Israel plans to hold its first issue of bonds backed by American loan guarantees in July 2003, TheMarker has learned from sources near the subject.
Altogether Israel is entitled to raise up to $9 billion in American-backed debt, at a pace of $3 billion a year. The sum involved is substantial, and allows the government to reduce its fund-raising efforts on the domestic market by tens of percent a month.
The price of the bonds will range from 40 to 60 basis points above ordinary American T-bills of the same period to maturation.
American government bonds today trade at yields of 3.9%. The yield on the Israeli government bonds should therefore range from 4.3% to 4.5%.
The U.S. has already agreed that Israel issue debt backed by the federal government, but the language of the guarantees has yet to be finalized. The issue at stake is strings the Americans mean to attach, such as an Israeli pledge not to use the proceeds of U.S.-backed bonds for investment in settlements.
The Americans also want Israeli assurances regarding the extent of the government's budget deficit, but the ceiling on the deficit, and how the deficit will be calculated, have yet to be stipulated.
Last week an Israeli treasury team headed by director-general Ohad Marani and deputy accountant-general Elded Frecher flew to Washington for talks with the American team, led by Gary Edson, deputy to National Security Adviser Condoleezza Rice.
Once the strings have been spelled out, the Israeli and American teams can discuss the technical issue of the fundraising on the American capital market.
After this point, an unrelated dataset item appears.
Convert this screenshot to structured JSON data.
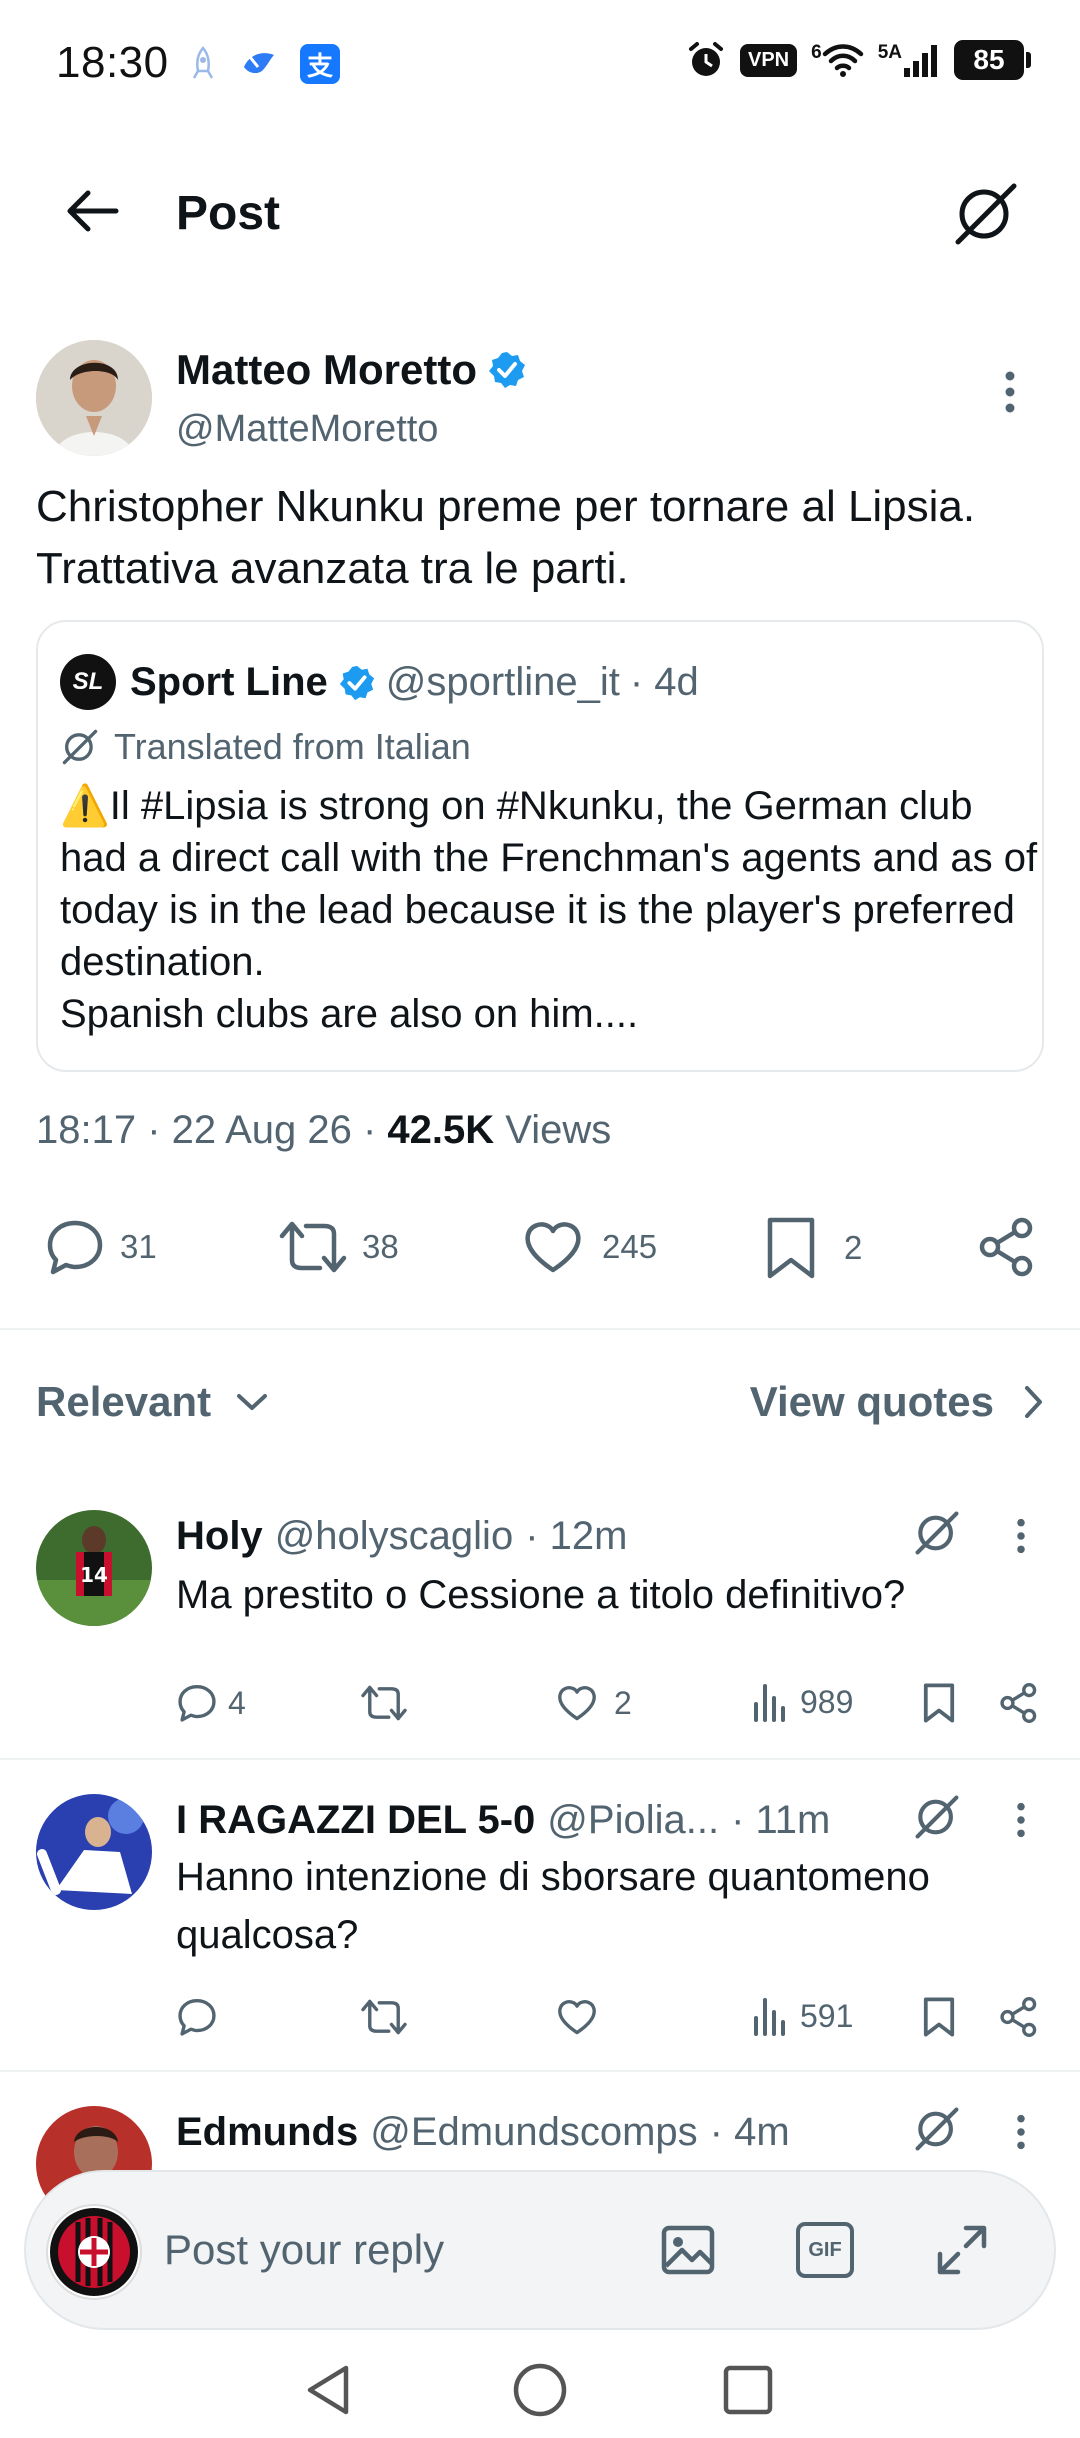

Meanwhile, the Israelis are in talks with potential underwriters. The Finance Ministry says that the lead underwriter has not been chosen yet.
Because of the rock-bottom bond yields on the American market, the timing of the guarantees could not be better, from Israel's perspective. The Israeli government stands to save some NIS 900 million compared with the alternative – raising capital through "regular" bonds.